Adam O'Grady

Hugo Recursive Templates

I’ve been working with my partner Nikki recently to build her a small website she can use as a knowledge base for all her witch-y stuff. This includes tarot, herbalism, naturism, etc. She couldn’t find a decent CMS that met all the features that she wanted, or at least one that wouldn’t be a pain in the arse to get working. By the end of her searches she had settled on just making her own static pages in HTML and CSS when I suggested Hugo. The output would be the same, but you get access to a lot of extra features to make developing it a lot easier.

One of the things she wanted was a sidebar menu that displayed all the section links in her site. Her site is particularly in-depth and contains many categories (sections) which themselves can contain more sub-categories (sub-sections), in a hierarchical fashion. Thankfully Hugo handles the content and link generation side of this really easily, you can just create more directories inside directories and the default link structure Just Works™.

To solve the issue with the sidebar though, we turned to one of my favourite lessons from functional programming; recursion.
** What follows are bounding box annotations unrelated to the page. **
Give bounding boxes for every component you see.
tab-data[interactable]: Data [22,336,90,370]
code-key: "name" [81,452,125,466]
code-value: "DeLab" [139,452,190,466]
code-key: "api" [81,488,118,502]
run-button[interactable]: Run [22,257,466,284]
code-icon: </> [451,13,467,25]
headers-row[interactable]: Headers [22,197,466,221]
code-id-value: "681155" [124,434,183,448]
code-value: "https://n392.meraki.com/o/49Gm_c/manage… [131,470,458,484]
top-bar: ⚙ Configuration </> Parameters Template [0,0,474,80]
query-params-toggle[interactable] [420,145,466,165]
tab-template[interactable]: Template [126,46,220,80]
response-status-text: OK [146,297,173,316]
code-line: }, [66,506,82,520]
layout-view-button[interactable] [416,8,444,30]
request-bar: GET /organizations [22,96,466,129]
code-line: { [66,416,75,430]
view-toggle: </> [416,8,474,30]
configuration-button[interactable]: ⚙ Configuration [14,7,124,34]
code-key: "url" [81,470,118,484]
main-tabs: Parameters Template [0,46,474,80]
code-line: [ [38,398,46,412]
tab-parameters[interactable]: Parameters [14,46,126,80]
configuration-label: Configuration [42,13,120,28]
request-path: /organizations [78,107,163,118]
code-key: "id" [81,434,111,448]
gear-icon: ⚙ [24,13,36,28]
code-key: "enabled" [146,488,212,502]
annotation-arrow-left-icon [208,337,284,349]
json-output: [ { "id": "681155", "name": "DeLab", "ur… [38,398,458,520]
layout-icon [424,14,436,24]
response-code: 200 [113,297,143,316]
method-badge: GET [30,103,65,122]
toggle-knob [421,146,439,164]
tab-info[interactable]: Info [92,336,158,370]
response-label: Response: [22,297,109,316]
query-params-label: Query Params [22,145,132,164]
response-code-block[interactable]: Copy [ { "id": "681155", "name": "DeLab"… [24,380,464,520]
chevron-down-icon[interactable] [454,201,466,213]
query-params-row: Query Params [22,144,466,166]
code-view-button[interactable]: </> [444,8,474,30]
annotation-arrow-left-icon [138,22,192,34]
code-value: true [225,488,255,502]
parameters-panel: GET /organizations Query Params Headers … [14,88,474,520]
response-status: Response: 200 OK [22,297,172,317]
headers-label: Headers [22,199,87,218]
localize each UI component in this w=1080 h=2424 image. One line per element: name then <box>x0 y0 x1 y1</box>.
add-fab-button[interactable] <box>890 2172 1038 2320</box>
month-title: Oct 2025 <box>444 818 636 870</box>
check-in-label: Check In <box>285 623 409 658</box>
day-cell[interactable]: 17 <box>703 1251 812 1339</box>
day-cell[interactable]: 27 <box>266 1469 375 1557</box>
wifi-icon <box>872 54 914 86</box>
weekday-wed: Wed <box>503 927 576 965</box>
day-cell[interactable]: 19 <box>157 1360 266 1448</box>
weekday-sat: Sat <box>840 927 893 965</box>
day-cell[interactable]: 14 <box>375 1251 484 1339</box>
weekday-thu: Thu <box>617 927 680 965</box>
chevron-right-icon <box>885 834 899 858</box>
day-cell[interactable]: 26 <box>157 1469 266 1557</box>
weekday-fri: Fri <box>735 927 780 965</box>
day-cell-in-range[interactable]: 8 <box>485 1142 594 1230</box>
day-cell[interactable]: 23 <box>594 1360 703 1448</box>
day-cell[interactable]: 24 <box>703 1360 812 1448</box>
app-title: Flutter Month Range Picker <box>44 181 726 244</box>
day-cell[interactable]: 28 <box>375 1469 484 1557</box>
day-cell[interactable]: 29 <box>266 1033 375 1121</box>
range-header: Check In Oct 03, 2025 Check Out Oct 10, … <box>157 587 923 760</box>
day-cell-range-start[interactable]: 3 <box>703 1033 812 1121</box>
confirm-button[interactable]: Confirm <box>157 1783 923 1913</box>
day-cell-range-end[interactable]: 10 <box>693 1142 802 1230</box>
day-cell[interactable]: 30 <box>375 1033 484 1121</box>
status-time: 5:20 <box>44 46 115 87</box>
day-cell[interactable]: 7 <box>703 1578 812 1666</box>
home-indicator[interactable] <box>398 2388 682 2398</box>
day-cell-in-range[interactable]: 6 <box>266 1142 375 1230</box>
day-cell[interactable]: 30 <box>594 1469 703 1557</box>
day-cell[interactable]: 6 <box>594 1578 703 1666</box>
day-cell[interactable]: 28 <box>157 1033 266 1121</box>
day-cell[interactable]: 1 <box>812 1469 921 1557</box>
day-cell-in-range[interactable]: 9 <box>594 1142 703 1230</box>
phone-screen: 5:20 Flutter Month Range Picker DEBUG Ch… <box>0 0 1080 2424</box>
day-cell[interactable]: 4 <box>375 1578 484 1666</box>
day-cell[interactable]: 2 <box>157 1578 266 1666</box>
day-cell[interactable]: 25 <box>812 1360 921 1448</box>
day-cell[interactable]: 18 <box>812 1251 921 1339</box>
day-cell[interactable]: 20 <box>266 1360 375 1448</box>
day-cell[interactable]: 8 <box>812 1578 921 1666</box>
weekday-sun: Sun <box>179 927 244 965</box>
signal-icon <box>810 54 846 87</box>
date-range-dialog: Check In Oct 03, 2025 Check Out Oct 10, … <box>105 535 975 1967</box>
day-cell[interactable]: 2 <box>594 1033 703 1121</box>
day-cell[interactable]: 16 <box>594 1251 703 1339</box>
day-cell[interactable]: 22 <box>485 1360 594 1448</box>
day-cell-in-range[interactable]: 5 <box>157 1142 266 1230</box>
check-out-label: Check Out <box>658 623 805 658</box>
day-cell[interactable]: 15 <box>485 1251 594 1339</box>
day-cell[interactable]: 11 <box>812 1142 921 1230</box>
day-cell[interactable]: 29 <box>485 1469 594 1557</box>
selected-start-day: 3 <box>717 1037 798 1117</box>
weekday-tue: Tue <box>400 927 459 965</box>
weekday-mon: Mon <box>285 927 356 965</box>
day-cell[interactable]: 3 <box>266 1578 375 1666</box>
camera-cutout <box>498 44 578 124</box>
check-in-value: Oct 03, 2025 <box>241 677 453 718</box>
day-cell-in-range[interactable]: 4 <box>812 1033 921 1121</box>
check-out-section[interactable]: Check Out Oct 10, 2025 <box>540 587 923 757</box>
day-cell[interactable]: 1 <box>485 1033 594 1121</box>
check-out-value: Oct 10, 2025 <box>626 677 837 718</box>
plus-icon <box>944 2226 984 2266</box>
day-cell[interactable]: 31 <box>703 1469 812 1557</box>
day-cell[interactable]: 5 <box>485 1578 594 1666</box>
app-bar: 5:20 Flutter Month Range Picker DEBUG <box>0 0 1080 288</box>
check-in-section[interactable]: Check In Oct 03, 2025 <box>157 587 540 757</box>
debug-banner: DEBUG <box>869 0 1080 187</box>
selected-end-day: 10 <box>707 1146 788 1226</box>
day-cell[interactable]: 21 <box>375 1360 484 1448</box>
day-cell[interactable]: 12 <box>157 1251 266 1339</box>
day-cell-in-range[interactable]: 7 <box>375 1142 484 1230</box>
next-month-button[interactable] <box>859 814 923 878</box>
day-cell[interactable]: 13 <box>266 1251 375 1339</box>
To build the sidebar, we created two partials. The first, sidebar.html was imported directly into our header template and looks like this:

<nav>
    <ul>
        {{ range .Site.Sections }}
            <li>
                <a href="{{ .Permalink }}">{{ .Title}}</a>
                    {{ partial "sidebar-recurse.html" . }}
                
            </li>
        {{ end }}
    </ul>
</nav>

The second section is of course called sidebar-recurse.html and looks like the following:

<ul>
    {{ range .Sections }}
        <li>
            <a href="{{ .Permalink }}">{{ .CurrentSection.Title }}</a>
                {{ partial "sidebar-recurse.html" . }}
        </li>
    {{ end }}
</ul>

As you can see from that above snippet, sidebar-recurse.html in fact calls itself to generate deeper levels of the sidebar list.

Thankfully, if there are no deeper levels available (no “.Sections” in the current context), then it won’t recurse any further, preventing us from overflowing the memory stack and recursing forever.

One keyword I used in that last paragraph “context” is an important part about how we got this to work. Hugo has a concept of a “context”, in which certain variables are available. The context is specified by a single period character (‘.’). You can then access variables inside the context, so .Sections is accessing the “Sections” variable of the current context.

So when we use {{ range .Sections }}, we are saying “for each of the elements of the list “Sections” in the current context, please do the enclosed. This is great for iterating over lists, but also creates a new context, which consists of the data around that list element. This way when we go {{ partial "sidebar-recurse.html" . }}, we are passing only the data about that list object to the partial, rather than the entire context of the site.

Hopefully this should give you a neat tip about Hugo that you can use in situations where you want to repeatedly drill down on a set of nested lists of unknown depth.